To see why, let's take a simple example. Let's consider just a single threadblock, with a starting point of the array being all 1, just as you have initialized it.

Now, warp 0 consists of threads 0-31. Your reduction sweep operation is like this:

a[i] = a[leftSumElementIdx] + a[leftSumElementIdx + 1];

So each thread in warp 0 will collect two other values and add them, and store them. Thread 31 will take the values a[62] and a[63] and add them together. If the values of a[62] and a[63] are still 1, as initialized, then this will work as expected. But the values of a[62] and a[63] are written to by warp 1, consisting of threads 32-63. So if warp 1 executes before warp 0 (perfectly legal), then you will get a different result. This is a global memory race condition. It is arising due to the fact that your input array is both the source and destination of your intermediate results, and __syncthreads() will not sort this out for you. It doesn't force warps to execute in any particular order.

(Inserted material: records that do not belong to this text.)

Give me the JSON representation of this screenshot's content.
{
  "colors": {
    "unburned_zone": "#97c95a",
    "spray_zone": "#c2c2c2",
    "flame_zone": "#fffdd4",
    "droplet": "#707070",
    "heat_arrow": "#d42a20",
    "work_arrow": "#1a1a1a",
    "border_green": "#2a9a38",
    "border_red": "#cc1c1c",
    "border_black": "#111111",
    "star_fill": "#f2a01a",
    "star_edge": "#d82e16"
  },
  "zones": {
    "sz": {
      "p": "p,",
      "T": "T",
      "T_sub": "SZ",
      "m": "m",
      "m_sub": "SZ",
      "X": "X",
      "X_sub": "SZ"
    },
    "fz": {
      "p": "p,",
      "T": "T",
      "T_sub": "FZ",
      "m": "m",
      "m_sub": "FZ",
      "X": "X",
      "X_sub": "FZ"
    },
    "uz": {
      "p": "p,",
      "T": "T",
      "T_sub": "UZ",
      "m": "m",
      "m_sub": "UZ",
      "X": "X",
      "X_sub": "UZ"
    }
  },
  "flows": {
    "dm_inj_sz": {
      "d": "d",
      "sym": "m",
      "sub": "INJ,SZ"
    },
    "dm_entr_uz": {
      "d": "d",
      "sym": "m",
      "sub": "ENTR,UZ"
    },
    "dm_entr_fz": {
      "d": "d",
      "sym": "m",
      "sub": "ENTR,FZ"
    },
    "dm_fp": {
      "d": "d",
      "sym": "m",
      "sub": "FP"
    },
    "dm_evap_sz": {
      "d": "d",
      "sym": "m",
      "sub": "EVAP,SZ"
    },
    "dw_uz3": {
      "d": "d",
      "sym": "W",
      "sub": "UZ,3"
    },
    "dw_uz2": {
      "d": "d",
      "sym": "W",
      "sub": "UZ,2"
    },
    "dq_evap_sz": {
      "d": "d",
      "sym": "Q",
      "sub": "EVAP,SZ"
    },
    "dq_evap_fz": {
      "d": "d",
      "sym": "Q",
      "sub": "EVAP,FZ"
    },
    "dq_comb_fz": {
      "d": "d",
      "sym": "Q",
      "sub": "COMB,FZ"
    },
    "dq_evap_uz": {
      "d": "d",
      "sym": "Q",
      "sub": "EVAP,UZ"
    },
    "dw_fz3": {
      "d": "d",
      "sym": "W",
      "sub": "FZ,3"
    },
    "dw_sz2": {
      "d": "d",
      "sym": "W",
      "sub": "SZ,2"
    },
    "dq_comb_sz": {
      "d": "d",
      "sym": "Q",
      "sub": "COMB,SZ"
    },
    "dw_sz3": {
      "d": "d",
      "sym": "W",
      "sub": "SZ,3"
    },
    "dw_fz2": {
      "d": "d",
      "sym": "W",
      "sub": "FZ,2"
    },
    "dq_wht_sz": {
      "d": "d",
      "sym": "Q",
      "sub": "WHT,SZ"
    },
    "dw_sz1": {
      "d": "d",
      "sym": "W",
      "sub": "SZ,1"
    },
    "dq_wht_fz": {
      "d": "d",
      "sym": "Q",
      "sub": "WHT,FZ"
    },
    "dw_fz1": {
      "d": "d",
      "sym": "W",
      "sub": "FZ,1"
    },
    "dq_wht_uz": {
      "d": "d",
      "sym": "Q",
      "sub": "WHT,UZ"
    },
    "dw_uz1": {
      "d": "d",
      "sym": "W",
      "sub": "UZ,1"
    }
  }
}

One possible solution is to fix your sweep pattern. On any given reduction cycle, let's have a sweep pattern where each thread writes and reads values that are not touched by any other thread during that cycle. The following adaptation of your kernel code accomplishes that:

__global__ void Vector_Reduce_As_Sum_Kernel(float* out, float* a)
{
  int tid = threadIdx.x;
  int blockStart = blockDim.x * blockIdx.x * 2;
  int i = tid + blockStart;

  for (int j = blockDim.x; j > 0; j>>=1){
    if (tid < j)
      a[i] += a[i+j];

    __syncthreads();}

  if (tid == 0)
  {
    out[blockIdx.x] = a[i];
  }
}

For general purpose reductions, this is still a very slow method. This tutorial covers how to write faster reductions. And, as already pointed out, managedCuda may have methods to avoid writing a kernel at all.